The Minimoog had just three choices of pulse width, but most synthesizers have voltage control of pulse width for pulse width modulation (PWM) effects. At first it might seem that we’d need to generate many variations of pulses, but fortunately we can create the same thing by subtracting one sawtooth from another at the same frequency but different phase. Then we get our pulse width modulation by controlling the phase offset. Here’s a square wave (50% pulse) generated using this method:
Square wave sweep 20Hz-20kHz, 20s
The triangle wave was also found in the Minimoog, and is routine for modular analog synths, but was sacrificed in most classic non-modular analog synths because it’s not used as often as sawtooth and pulse.

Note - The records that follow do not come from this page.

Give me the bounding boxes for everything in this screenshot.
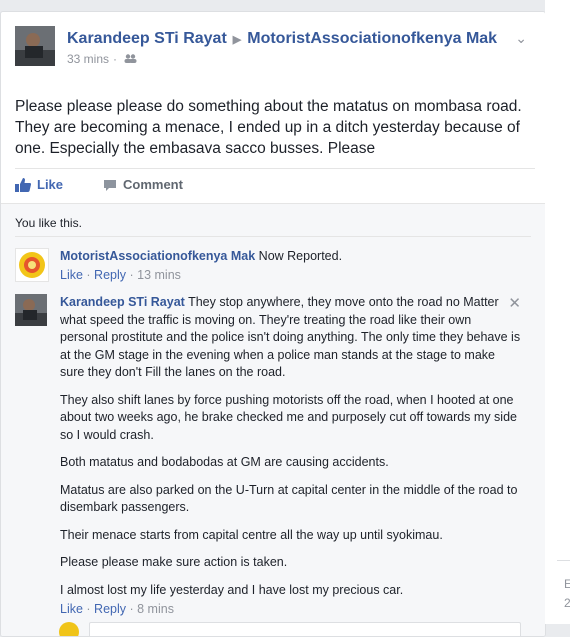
comment-item: ✕ Karandeep STi Rayat They stop anywhere… — [15, 294, 535, 616]
comment-body: Karandeep STi Rayat They stop anywhere, … — [60, 294, 522, 619]
likes-summary: You like this. — [15, 216, 82, 230]
right-column-fragment: E 2 — [545, 0, 570, 624]
right-column-letter: 2 — [564, 596, 570, 610]
comment-actions: Like · Reply · 8 mins — [60, 602, 174, 616]
comment-time[interactable]: 13 mins — [137, 268, 181, 282]
post-author-name[interactable]: Karandeep STi Rayat — [67, 30, 227, 47]
comment-like-link[interactable]: Like — [60, 602, 83, 616]
chevron-down-icon[interactable]: ⌄ — [515, 30, 527, 47]
post-card: Karandeep STi Rayat ▶ MotoristAssociationo… — [0, 11, 546, 637]
post-meta: 33 mins · — [67, 52, 137, 66]
post-timestamp[interactable]: 33 mins — [67, 52, 109, 66]
comment-paragraph: Please please make sure action is taken. — [60, 555, 288, 569]
friends-icon[interactable] — [121, 52, 137, 66]
comment-like-link[interactable]: Like — [60, 268, 83, 282]
post-author-line: Karandeep STi Rayat ▶ MotoristAssociationo… — [67, 30, 497, 48]
comment-bubble-icon — [104, 180, 116, 191]
comment-reply-link[interactable]: Reply — [94, 268, 126, 282]
comment-button[interactable]: Comment — [103, 177, 183, 192]
like-button[interactable]: Like — [15, 177, 63, 192]
comment-time[interactable]: 8 mins — [137, 602, 174, 616]
comment-text: Now Reported. — [258, 249, 343, 263]
post-body-text: Please please please do something about … — [15, 98, 522, 157]
like-label: Like — [37, 177, 64, 192]
comment-author[interactable]: MotoristAssociationofkenya Mak — [60, 249, 255, 263]
comment-body: MotoristAssociationofkenya Mak Now Repor… — [60, 248, 522, 284]
post-target-group[interactable]: MotoristAssociationofkenya Mak — [247, 30, 497, 47]
divider — [15, 168, 535, 169]
right-column-text: E 2 — [564, 575, 570, 613]
reply-input[interactable] — [89, 622, 521, 636]
feedback-section: You like this. MotoristAssociationofkeny… — [1, 203, 545, 636]
comment-item: MotoristAssociationofkenya Mak Now Repor… — [15, 248, 535, 288]
post-actions: Like Comment — [15, 174, 535, 198]
comment-paragraph: Both matatus and bodabodas at GM are cau… — [60, 455, 389, 469]
triangle-right-icon: ▶ — [232, 34, 242, 46]
post-header: Karandeep STi Rayat ▶ MotoristAssociationo… — [15, 26, 535, 71]
commenter-avatar[interactable] — [15, 294, 47, 326]
divider — [15, 236, 531, 237]
thumbs-up-icon — [15, 178, 31, 192]
comment-paragraph: Matatus are also parked on the U-Turn at… — [60, 482, 518, 515]
meta-separator: · — [113, 52, 118, 66]
comment-paragraph: I almost lost my life yesterday and I ha… — [60, 582, 404, 597]
comment-paragraph: Their menace starts from capital centre … — [60, 527, 443, 542]
right-column-letter: E — [564, 577, 570, 591]
comment-actions: Like · Reply · 13 mins — [60, 267, 181, 282]
divider — [557, 560, 570, 561]
reply-avatar — [59, 622, 79, 636]
group-avatar[interactable] — [15, 248, 49, 282]
comment-label: Comment — [123, 177, 183, 192]
comment-paragraph: They also shift lanes by force pushing m… — [60, 392, 517, 442]
comment-reply-link[interactable]: Reply — [94, 602, 126, 616]
author-avatar[interactable] — [15, 26, 55, 66]
comment-author[interactable]: Karandeep STi Rayat — [60, 295, 185, 309]
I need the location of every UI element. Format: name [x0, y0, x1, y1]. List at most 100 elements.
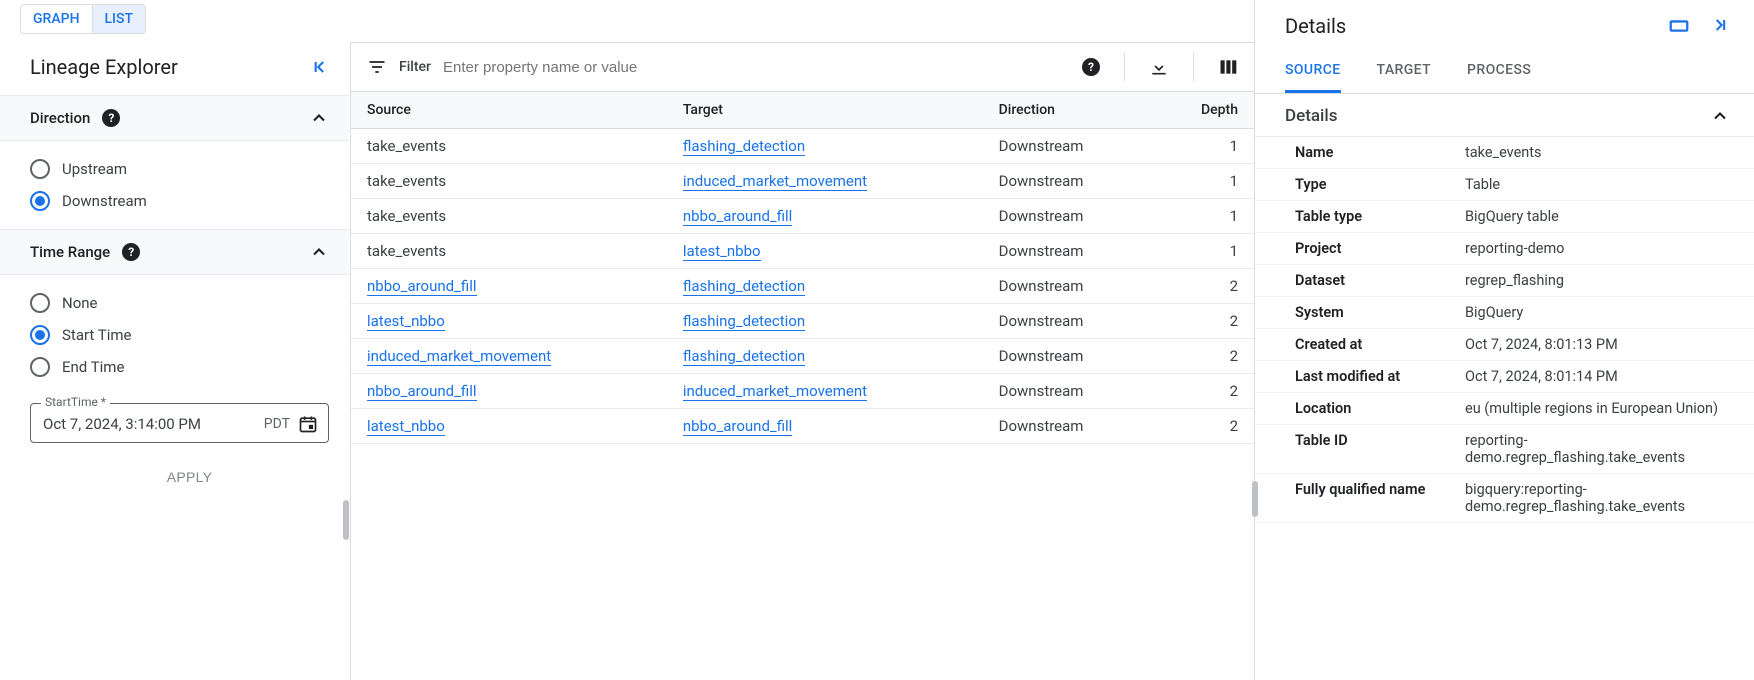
sidebar-scrollbar[interactable]	[343, 500, 349, 540]
table-row[interactable]: take_events latest_nbbo Downstream1	[351, 234, 1254, 269]
direction-cell: Downstream	[983, 129, 1154, 164]
depth-cell: 2	[1153, 339, 1254, 374]
help-icon[interactable]: ?	[102, 109, 120, 127]
detail-key: Table type	[1295, 208, 1465, 225]
col-direction[interactable]: Direction	[983, 92, 1154, 129]
main-scrollbar[interactable]	[1252, 481, 1258, 517]
separator	[1193, 53, 1194, 81]
details-section-title: Details	[1285, 106, 1337, 126]
table-row[interactable]: latest_nbboflashing_detectionDownstream2	[351, 304, 1254, 339]
detail-key: Created at	[1295, 336, 1465, 353]
source-cell[interactable]: latest_nbbo	[367, 417, 445, 436]
lineage-sidebar: GRAPH LIST Lineage Explorer Direction ? …	[0, 0, 350, 680]
tab-target[interactable]: TARGET	[1377, 52, 1432, 93]
detail-key: Fully qualified name	[1295, 481, 1465, 515]
detail-row: Datasetregrep_flashing	[1255, 265, 1754, 297]
target-cell[interactable]: flashing_detection	[683, 347, 805, 366]
target-cell[interactable]: induced_market_movement	[683, 382, 867, 401]
source-cell[interactable]: latest_nbbo	[367, 312, 445, 331]
detail-value: regrep_flashing	[1465, 272, 1730, 289]
target-cell[interactable]: latest_nbbo	[683, 242, 761, 261]
direction-cell: Downstream	[983, 234, 1154, 269]
start-time-field[interactable]: StartTime * Oct 7, 2024, 3:14:00 PM PDT	[30, 403, 329, 443]
help-icon[interactable]: ?	[1082, 58, 1100, 76]
details-fields: Nametake_eventsTypeTableTable typeBigQue…	[1255, 137, 1754, 523]
radio-none[interactable]: None	[30, 287, 329, 319]
col-depth[interactable]: Depth	[1153, 92, 1254, 129]
detail-row: Nametake_events	[1255, 137, 1754, 169]
detail-value: BigQuery table	[1465, 208, 1730, 225]
table-row[interactable]: take_eventsinduced_market_movementDownst…	[351, 164, 1254, 199]
source-cell[interactable]: induced_market_movement	[367, 347, 551, 366]
chevron-up-icon	[1710, 106, 1730, 126]
source-cell[interactable]: nbbo_around_fill	[367, 382, 477, 401]
expand-panel-icon[interactable]	[1710, 15, 1730, 37]
target-cell[interactable]: nbbo_around_fill	[683, 417, 793, 436]
target-cell[interactable]: flashing_detection	[683, 277, 805, 296]
start-time-value: Oct 7, 2024, 3:14:00 PM	[43, 415, 264, 433]
target-cell[interactable]: nbbo_around_fill	[683, 207, 793, 226]
help-icon[interactable]: ?	[122, 243, 140, 261]
table-row[interactable]: take_eventsflashing_detectionDownstream1	[351, 129, 1254, 164]
target-cell[interactable]: flashing_detection	[683, 312, 805, 331]
tab-list[interactable]: LIST	[93, 4, 147, 34]
direction-cell: Downstream	[983, 269, 1154, 304]
timerange-section-header[interactable]: Time Range ?	[0, 229, 349, 275]
detail-row: Last modified atOct 7, 2024, 8:01:14 PM	[1255, 361, 1754, 393]
depth-cell: 2	[1153, 409, 1254, 444]
detail-value: eu (multiple regions in European Union)	[1465, 400, 1730, 417]
columns-icon[interactable]	[1218, 57, 1238, 77]
radio-end-time[interactable]: End Time	[30, 351, 329, 383]
radio-icon	[30, 159, 50, 179]
table-row[interactable]: nbbo_around_fill flashing_detection Downst…	[351, 269, 1254, 304]
detail-value: Table	[1465, 176, 1730, 193]
table-row[interactable]: latest_nbbo nbbo_around_fill Downstream2	[351, 409, 1254, 444]
radio-label: Start Time	[62, 326, 131, 344]
tab-source[interactable]: SOURCE	[1285, 52, 1341, 93]
detail-key: Type	[1295, 176, 1465, 193]
table-row[interactable]: take_eventsnbbo_around_fillDownstream1	[351, 199, 1254, 234]
source-cell: take_events	[367, 242, 446, 260]
start-time-label: StartTime *	[41, 395, 110, 409]
filter-input[interactable]	[443, 59, 1070, 76]
depth-cell: 1	[1153, 234, 1254, 269]
apply-button[interactable]: APPLY	[30, 461, 349, 493]
detail-row: Created atOct 7, 2024, 8:01:13 PM	[1255, 329, 1754, 361]
radio-downstream[interactable]: Downstream	[30, 185, 329, 217]
table-row[interactable]: nbbo_around_fillinduced_market_movementD…	[351, 374, 1254, 409]
collapse-sidebar-icon[interactable]	[309, 57, 329, 77]
calendar-icon[interactable]	[298, 414, 318, 434]
detail-row: Table typeBigQuery table	[1255, 201, 1754, 233]
source-cell: take_events	[367, 137, 446, 155]
detail-key: Last modified at	[1295, 368, 1465, 385]
source-cell: take_events	[367, 207, 446, 225]
detail-row: TypeTable	[1255, 169, 1754, 201]
direction-cell: Downstream	[983, 409, 1154, 444]
detail-row: Locationeu (multiple regions in European…	[1255, 393, 1754, 425]
radio-icon	[30, 357, 50, 377]
detail-value: BigQuery	[1465, 304, 1730, 321]
target-cell[interactable]: flashing_detection	[683, 137, 805, 156]
source-cell[interactable]: nbbo_around_fill	[367, 277, 477, 296]
direction-cell: Downstream	[983, 339, 1154, 374]
radio-start-time[interactable]: Start Time	[30, 319, 329, 351]
download-icon[interactable]	[1149, 57, 1169, 77]
details-title: Details	[1285, 14, 1346, 38]
layout-icon[interactable]	[1668, 15, 1690, 37]
separator	[1124, 53, 1125, 81]
table-row[interactable]: induced_market_movement flashing_detectio…	[351, 339, 1254, 374]
tab-process[interactable]: PROCESS	[1467, 52, 1531, 93]
radio-upstream[interactable]: Upstream	[30, 153, 329, 185]
lineage-table: Source Target Direction Depth take_event…	[351, 92, 1254, 444]
detail-key: Name	[1295, 144, 1465, 161]
target-cell[interactable]: induced_market_movement	[683, 172, 867, 191]
direction-section-header[interactable]: Direction ?	[0, 95, 349, 141]
detail-key: Project	[1295, 240, 1465, 257]
radio-icon	[30, 325, 50, 345]
detail-value: reporting-demo	[1465, 240, 1730, 257]
col-source[interactable]: Source	[351, 92, 667, 129]
details-subheader[interactable]: Details	[1255, 94, 1754, 137]
tab-graph[interactable]: GRAPH	[20, 4, 93, 34]
col-target[interactable]: Target	[667, 92, 983, 129]
detail-value: reporting-demo.regrep_flashing.take_even…	[1465, 432, 1730, 466]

Compared with a sawtooth, a triangle has only odd harmonics, and the harmonics fall off as the inverse square of the harmonics number (and they alternate in sign as well), giving it a hollow sound like the square wave (also odd harmonics), but much more mellow sounding due to the fast rolloff of harmonic energy.

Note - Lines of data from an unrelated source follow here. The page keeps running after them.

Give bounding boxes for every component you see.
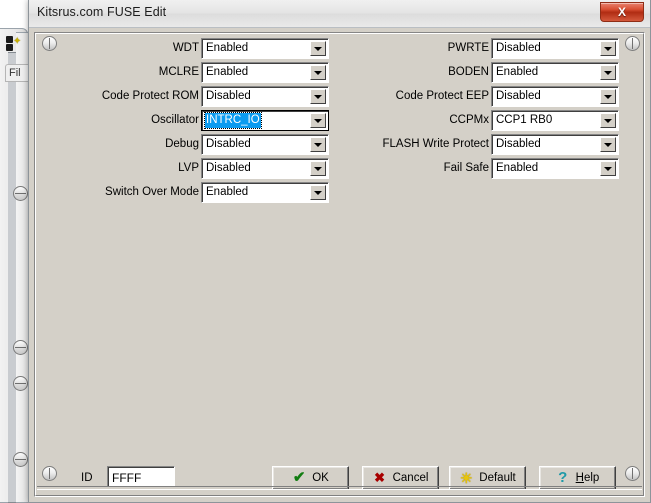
help-button-label: Help (576, 472, 600, 484)
fuse-label: WDT (0, 42, 199, 54)
fuse-combobox[interactable]: Disabled (491, 134, 619, 155)
fuse-edit-dialog: Kitsrus.com FUSE Edit X WDTEnabledMCLREE… (28, 0, 651, 503)
fuse-label: LVP (0, 162, 199, 174)
id-input[interactable] (107, 466, 175, 487)
fuse-combobox-value: Disabled (496, 138, 541, 150)
fuse-combobox[interactable]: Disabled (491, 38, 619, 59)
background-splitter-handle-3[interactable] (13, 376, 28, 391)
fuse-combobox-value: Enabled (206, 186, 248, 198)
fuse-row: Code Protect EEPDisabled (359, 86, 619, 109)
fuse-label: PWRTE (279, 42, 489, 54)
help-label-rest: elp (584, 472, 599, 484)
question-icon: ? (556, 471, 570, 485)
sun-icon: ☀ (459, 471, 473, 485)
fuse-row: PWRTEDisabled (359, 38, 619, 61)
fuse-label: Oscillator (0, 114, 199, 126)
fuse-label: Code Protect EEP (279, 90, 489, 102)
fuse-row: FLASH Write ProtectDisabled (359, 134, 619, 157)
window-title: Kitsrus.com FUSE Edit (37, 5, 166, 19)
footer-separator (37, 486, 642, 490)
chevron-down-icon[interactable] (600, 137, 616, 152)
fuse-label: CCPMx (279, 114, 489, 126)
fuse-combobox-value: Disabled (496, 42, 541, 54)
fuse-combobox[interactable]: Disabled (491, 86, 619, 107)
fuse-combobox-value: Disabled (206, 162, 251, 174)
help-accel-letter: H (576, 472, 584, 484)
fuse-row: Fail SafeEnabled (359, 158, 619, 181)
dialog-footer: ID ✔ OK ✖ Cancel ☀ Default ? Help (29, 442, 650, 502)
fuse-combobox-value: Enabled (496, 66, 538, 78)
fuse-label: Fail Safe (279, 162, 489, 174)
chevron-down-icon[interactable] (600, 161, 616, 176)
chevron-down-icon[interactable] (600, 89, 616, 104)
fuse-row: CCPMxCCP1 RB0 (359, 110, 619, 133)
fuse-row: Switch Over ModeEnabled (69, 182, 329, 205)
fuse-label: Debug (0, 138, 199, 150)
gripper-bottom-right[interactable] (625, 466, 640, 481)
fuse-combobox-value: Enabled (206, 66, 248, 78)
cancel-button-label: Cancel (393, 472, 429, 484)
fuse-label: FLASH Write Protect (279, 138, 489, 150)
screen: ✦ Fil Kitsrus.com FUSE Edit X WDTEnabled… (0, 0, 651, 503)
fuse-label: Switch Over Mode (0, 186, 199, 198)
fuse-combobox-value: Disabled (496, 90, 541, 102)
fuse-combobox[interactable]: Enabled (201, 182, 329, 203)
fuse-combobox-value: INTRC_IO (205, 113, 261, 128)
background-splitter-handle-4[interactable] (13, 452, 28, 467)
id-label: ID (81, 472, 93, 484)
fuse-label: BODEN (279, 66, 489, 78)
fuse-combobox[interactable]: CCP1 RB0 (491, 110, 619, 131)
fuse-combobox[interactable]: Enabled (491, 158, 619, 179)
chevron-down-icon[interactable] (600, 65, 616, 80)
x-icon: ✖ (373, 471, 387, 485)
fuse-combobox-value: Disabled (206, 90, 251, 102)
gripper-top-left[interactable] (42, 36, 57, 51)
fuse-combobox[interactable]: Enabled (491, 62, 619, 83)
chevron-down-icon[interactable] (600, 113, 616, 128)
fuse-combobox-value: Disabled (206, 138, 251, 150)
close-button[interactable]: X (600, 2, 644, 22)
chevron-down-icon[interactable] (600, 41, 616, 56)
gripper-bottom-left[interactable] (42, 466, 57, 481)
fuse-combobox-value: CCP1 RB0 (496, 114, 552, 126)
chevron-down-icon[interactable] (310, 185, 326, 200)
default-button-label: Default (479, 472, 515, 484)
fuse-combobox-value: Enabled (206, 42, 248, 54)
fuse-combobox-value: Enabled (496, 162, 538, 174)
title-bar[interactable]: Kitsrus.com FUSE Edit X (29, 0, 650, 28)
check-icon: ✔ (292, 471, 306, 485)
ok-button-label: OK (312, 472, 329, 484)
background-splitter-handle-2[interactable] (13, 340, 28, 355)
gripper-top-right[interactable] (625, 36, 640, 51)
fuse-row: BODENEnabled (359, 62, 619, 85)
fuse-settings-column-right: PWRTEDisabledBODENEnabledCode Protect EE… (359, 38, 619, 182)
fuse-label: MCLRE (0, 66, 199, 78)
fuse-label: Code Protect ROM (0, 90, 199, 102)
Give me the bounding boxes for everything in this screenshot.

Triangle wave sweep 20Hz-20kHz, 20s
We’ll look more closely at how the oscillator is implemented, as well as give additional observations about wavetable oscillators, in upcoming articles.
Fantastic series, looking forward to part 4. Will you be providing C code?
Coming very soon, just need some editing time on the article…with source code in C++ 😉
Hi Nigel
Fantastic series of articles on wavetables.
Im just wondering what filter you use for creating your series of bandlimited waves?
Cheers
John
Hi John,
By now you’ve probably already found the answer in subsequent articles in the series—especially Replicating Wavetables. That is, I use the FFT/iFFT to build tables with the correct number of harmonics.
Nigel
Hey Nigel
Your right I read your other articles and see where you obtain your band limited waves.
Not sure if you can answer this question but ive been implementing a wavetable oscillator and used Matlab FFt functions to precisely filter waveforms at 24kHz, 12kHz, 6kHz etc down to 187.5Hz based on your articles. For some reason I am still getting slight aliasing on the last two waves.
Have you seen or experienced this before?
Thanks for any help.
John
No, it would be tough to say without seeing exactly what you’re doing.
What if the sweep (i.e modulation) is faster? i.e. pass from lower wt index to higher wt index?
How would you manage it without introuce trash and/or clicks?
In few words: what’s the best way to manage FM?
There is no simple way. Obviously, it’s a lot more complex when the waveforms are complex, but even the DX7, with sine waves, did tricks like dropping the modulation level are higher frequencies, to minimize aliasing. Oversampling is the basic way with a wavetable oscillator, but you’ll always have limits.
What about mipmaps interpolation? Can fix it?